Though TSCA has been criticized as ineffective for nearly as long as it has been a law, reform has been slow in the making. The bipartisan nature of CSPA could make it the bill that changes things, analysts say, but still more things have to fall into place.
“If the Senate passes an amended CISA with strong Republican and industry support, the House would probably consider taking on the Senate’s bill, amending it some and then reconciling the differences in conference,” said Mark Duvall, a principal with law firm Beveridge & Diamond PC.
But even with that vision for the way ahead, Duvall said the likelihood of it all happening in the next six months is less than 50 percent, though he gives better odds to it happening before the close of the 113th Congress, sometime in late 2014.
The June 3 death of CISA co-author Lautenberg could help the bill’s case, Duvall said, much in the way the death of Sen. Edward Kennedy spurred action on the health-care bill in 2010, though it is unclear so far which Democratic co-sponsor will take up Lautenberg’s mantle and lead the chemical regulation charge.
Whoever it is, compromise will have to be their main focus, Duvall said. Much input was incorporated from all sides; however, while still addressing each of the key weaknesses of TSCA, the bill before the Senate is not everything industry would want and not everything the non-government organizations would want, either, he said.

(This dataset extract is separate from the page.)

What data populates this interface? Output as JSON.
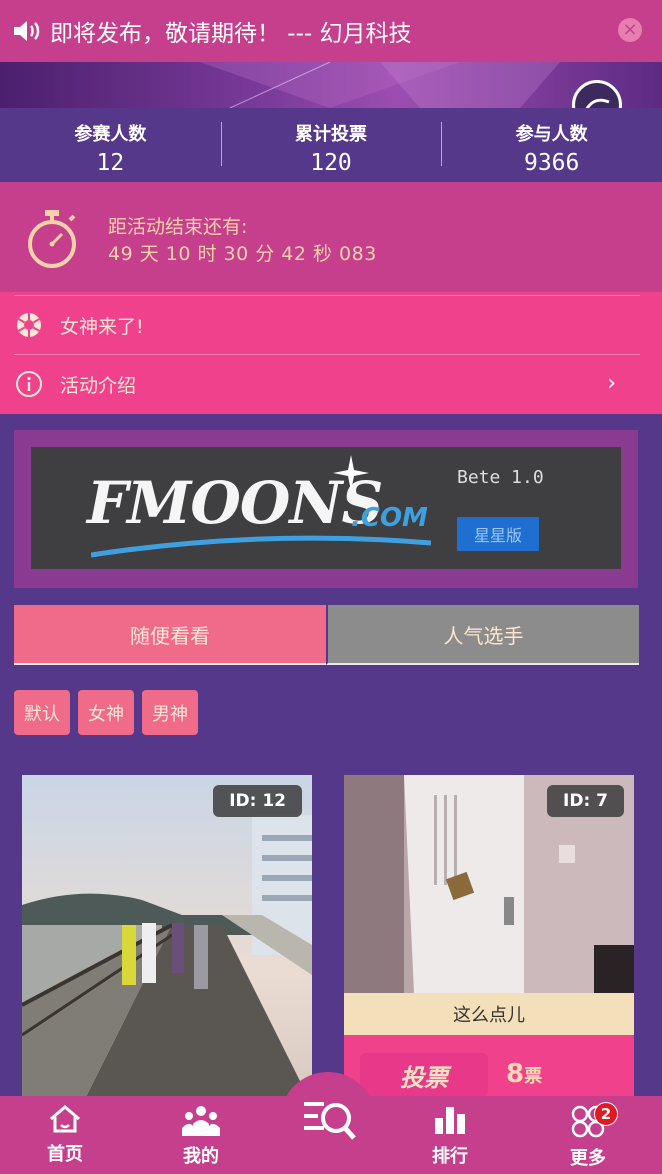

“The first page of this bill is extraordinary because it includes the names of the most liberal and most conservative members of the Senate and they’re all co-sponsors,” he said. “This is a rare showing of bipartisan support for an industrial and public safety issue and it carried with it a window of opportunity that can close if either or both sides refuse to accept the compromise.”